OESP, Nacional, p. A10
07 de Nov de 2006

Transposição do São Francisco ganha novo edital
Governo quer adiantar parte técnica enquanto espera decisão do Supremo sobre as 12 ações contra a obra

Ribamar Oliveira

Para tentar ganhar tempo, o governo decidiu fazer um edital de licitação apenas para a elaboração dos projetos executivos da primeira etapa de implementação da transposição do Rio São Francisco. O novo texto será encaminhado ainda esta semana pelo ministro da Integração Nacional, Pedro Brito, ao Tribunal de Contas da União (TCU) para que seja avaliado. Brito acredita que até a segunda quinzena de dezembro o edital será publicado no Diário Oficial da União.

O ministro avaliou que poderá dar prosseguimento aos trabalhos com a licitação dos projetos executivos, enquanto espera a decisão do Supremo Tribunal Federal (STF) sobre as 12 ações que ingressaram na Justiça contra a transposição do rio. Os projetos executivos detalham os aspectos técnicos e de engenharia. O governo tenta derrubar, no Supremo, as liminares que foram concedidas contra a obra.

Até a decisão final do STF, as obras estarão suspensas, confirmou ontem o Ministério da Integração Nacional. Ainda não há data para o julgamento das ações. A pasta já respondeu a uma série de pedidos de informações feitos pelo Supremo sobre a questão.

Inicialmente, a estratégia do governo era licitar toda a primeira etapa das obras de transposição do São Francisco. Assim, o ministério publicou edital no Diário Oficial, em maio de 2005, que previa processo de concorrência pública para execução das obras civis, instalação, montagem, testes e comissionamento de equipamentos elétricos e elaboração dos projetos executivos.

Esse edital será agora cancelado, segundo confirmou o titular da Integração Nacional. Outro será publicado para licitar apenas a elaboração dos projetos executivos. Na prática, o governo apenas desmembrou uma parte do primeiro edital. A decisão de Brito mostra que o início das obras da transposição ficará mesmo para o segundo mandato do presidente Luiz Inácio Lula da Silva.

CONFLITOS

A transposição das águas do São Francisco para perenizar alguns rios do Ceará, Rio Grande do Norte, Paraíba e Pernambuco tinha sido definida como o principal investimento do primeiro mandato de Lula. Mas os conflitos entre os Estados doadores de água (aqueles cujas terras são cortadas pelo São Francisco) e os que seriam beneficiados impediram que o projeto fosse implementado.

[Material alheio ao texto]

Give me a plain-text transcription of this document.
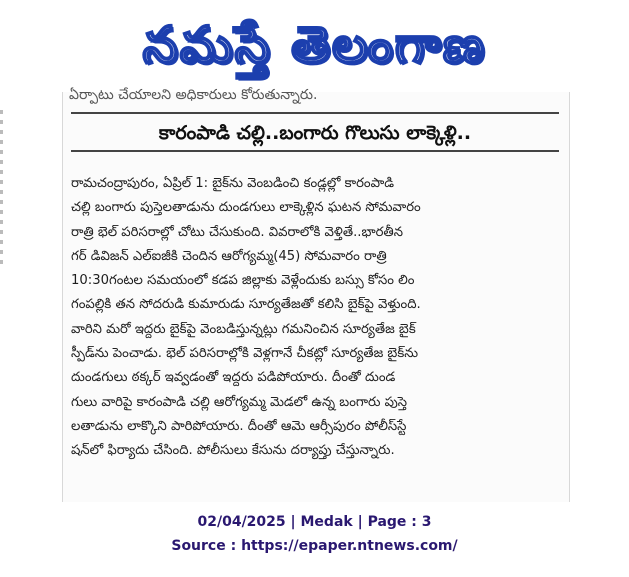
నమస్తే తెలంగాణ
ఏర్పాటు చేయాలని అధికారులు కోరుతున్నారు.
కారంపాడి చల్లి..బంగారు గొలుసు లాక్కెళ్లి..
రామచంద్రాపురం, ఏప్రిల్ 1: బైక్‌ను వెంబడించి కండ్లల్లో కారంపాడి
చల్లి బంగారు పుస్తెలతాడును దుండగులు లాక్కెళ్లిన ఘటన సోమవారం
రాత్రి భెల్ పరిసరాల్లో చోటు చేసుకుంది. వివరాలోకి వెళ్తితే..భారతీన
గర్ డివిజన్ ఎల్ఐజీకి చెందిన ఆరోగ్యమ్మ(45) సోమవారం రాత్రి
10:30గంటల సమయంలో కడప జిల్లాకు వెళ్లేందుకు బస్సు కోసం లిం
గంపల్లికి తన సోదరుడి కుమారుడు సూర్యతేజతో కలిసి బైక్‌పై వెళ్తుంది.
వారిని మరో ఇద్దరు బైక్‌పై వెంబడిస్తున్నట్లు గమనించిన సూర్యతేజ బైక్
స్పీడ్‌ను పెంచాడు. భెల్ పరిసరాల్లోకి వెళ్లగానే చీకట్లో సూర్యతేజ బైక్‌ను
దుండగులు ఠక్కర్ ఇవ్వడంతో ఇద్దరు పడిపోయారు. దీంతో దుండ
గులు వారిపై కారంపాడి చల్లి ఆరోగ్యమ్మ మెడలో ఉన్న బంగారు పుస్తె
లతాడును లాక్కొని పారిపోయారు. దీంతో ఆమె ఆర్సీపురం పోలీస్‌స్టే
షన్‌లో ఫిర్యాదు చేసింది. పోలీసులు కేసును దర్యాప్తు చేస్తున్నారు.
02/04/2025 | Medak | Page : 3
Source : https://epaper.ntnews.com/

A transposição prevê gastos de R$ 4 bilhões na primeira fase, cujo objetivo é levar 26 metros cúbicos de água por segundo para perenizar rios de quatro Estados do Nordeste Setentrional. O projeto prevê dois eixos - Norte e Leste - e recebeu parecer favorável da Agência Nacional de Águas (ANA).

Ao menos em termos políticos, o governo deverá ter menos problemas. Nos dois Estados em que há mais resistência à transposição - Sergipe e Bahia -, o PT saiu vitorioso, derrotando o PFL. Com isso, o presidente Lula poderá negociar diretamente com os governadores.

No Orçamento da União do próximo ano, o Ministério da Integração Nacional reservou R$ 100 milhões para revitalizar o São Francisco e aumentar a malha de distribuição de água nos Estados receptores. Os defensores da obra alegam que ela permitirá levar água a uma extensão maior de áreas agrícolas. Além disso, deve gerar cerca 5 mil postos de trabalho enquanto durar a transposição.

Entidades de defesa do rio vão contestar medida
Roldão Arruda
Ao mesmo tempo em que o governo procura alternativas para levar adiante o projeto de transposição do Rio São Francisco, as organizações contrárias à iniciativa se articulam para barrá-lo. Na sexta-feira, os integrantes do Fórum de Defesa do São Francisco se reunirão em Salvador para analisar a mudança que o governo pretende fazer no processo de licitação da obra e definir sua reação.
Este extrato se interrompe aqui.